A Sample of Reported PPA Valuations in Midstream

Presented in Figure 1 is the allocation of acquired assets for some recent transactions in the midstream industry. As can be observed, goodwill is not significant, as most of the purchase price can be attributed to identifiable assets. While facts and circumstances can vary across transactions, one would typically not expect to see other identifiable intangible assets (like trade names, technology, and non-competition agreements) for midstream companies.

Figure 1. Acquired Assets in Midstream Transactions

Assets Acquired in Midstream Transactions

Source: Company filings 

The Value of PPAs in O&G Industry

The oil and gas midstream industry is expected to continue to see heightened transaction activity. In addition to consolidation activity involving strategic parties, private equity capital is a significant investor in this segment, with such investors eventually looking for an exit. PPA valuations for financial reporting and tax purposes are an important and required exercise in such transactions, and appropriately considering the unique characteristics and underlying assets for each transaction is important in eventually ascertaining the values for such assets.

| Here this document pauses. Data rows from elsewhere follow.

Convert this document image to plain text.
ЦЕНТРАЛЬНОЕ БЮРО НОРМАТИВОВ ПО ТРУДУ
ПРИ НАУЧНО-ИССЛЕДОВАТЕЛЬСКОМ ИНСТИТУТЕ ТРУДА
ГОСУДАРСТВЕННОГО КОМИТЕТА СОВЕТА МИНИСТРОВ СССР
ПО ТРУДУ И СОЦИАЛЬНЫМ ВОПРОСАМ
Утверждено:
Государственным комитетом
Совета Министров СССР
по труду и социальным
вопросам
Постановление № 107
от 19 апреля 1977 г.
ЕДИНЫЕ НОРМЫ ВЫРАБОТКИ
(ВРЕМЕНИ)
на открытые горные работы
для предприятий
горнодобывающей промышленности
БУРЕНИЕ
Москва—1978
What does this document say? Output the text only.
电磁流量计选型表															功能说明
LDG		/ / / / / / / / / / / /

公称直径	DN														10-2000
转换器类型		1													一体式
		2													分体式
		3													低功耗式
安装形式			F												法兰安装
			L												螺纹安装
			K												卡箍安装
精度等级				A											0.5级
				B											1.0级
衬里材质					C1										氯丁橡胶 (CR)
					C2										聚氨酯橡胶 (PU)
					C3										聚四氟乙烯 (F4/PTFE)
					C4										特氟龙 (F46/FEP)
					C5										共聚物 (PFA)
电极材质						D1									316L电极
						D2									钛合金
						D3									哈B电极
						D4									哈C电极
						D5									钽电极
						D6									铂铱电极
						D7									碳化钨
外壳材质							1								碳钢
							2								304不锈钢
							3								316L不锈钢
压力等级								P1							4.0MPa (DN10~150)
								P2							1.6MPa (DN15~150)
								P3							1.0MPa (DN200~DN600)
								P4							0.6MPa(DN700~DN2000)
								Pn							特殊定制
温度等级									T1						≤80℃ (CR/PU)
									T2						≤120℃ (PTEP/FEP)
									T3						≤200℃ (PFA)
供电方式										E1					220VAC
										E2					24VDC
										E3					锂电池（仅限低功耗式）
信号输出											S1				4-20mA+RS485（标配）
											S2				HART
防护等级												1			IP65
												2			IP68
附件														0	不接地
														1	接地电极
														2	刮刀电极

  1. Fracking is the common term used for “hydraulic fracturing,” which is the process of injecting liquid at high pressure into subterranean rocks, boreholes, etc. to force open existing fissures and extract oil or gas.
  2. Fees or tariffs are generally regulated by the Federal Energy Regulatory Corporation for interstate transportation.
  3. Pass-through entities are not taxed at the corporate level and thus avoid the incidence of double taxation (tax on corporate income and on any dividends/distributions received by owners). Examples of pass-through entities include partnerships, limited liability companies, and S corporations.
  4. MLPs are defined by the Tax Reform Act of 1986 and the Revenue Act of 1987, which outline how companies can structure their operations to realize certain tax benefits and define which companies are eligible. To qualify, a firm must earn 90% of its income through activities or interest and dividend payments relating to natural resources, commodities, or real estate.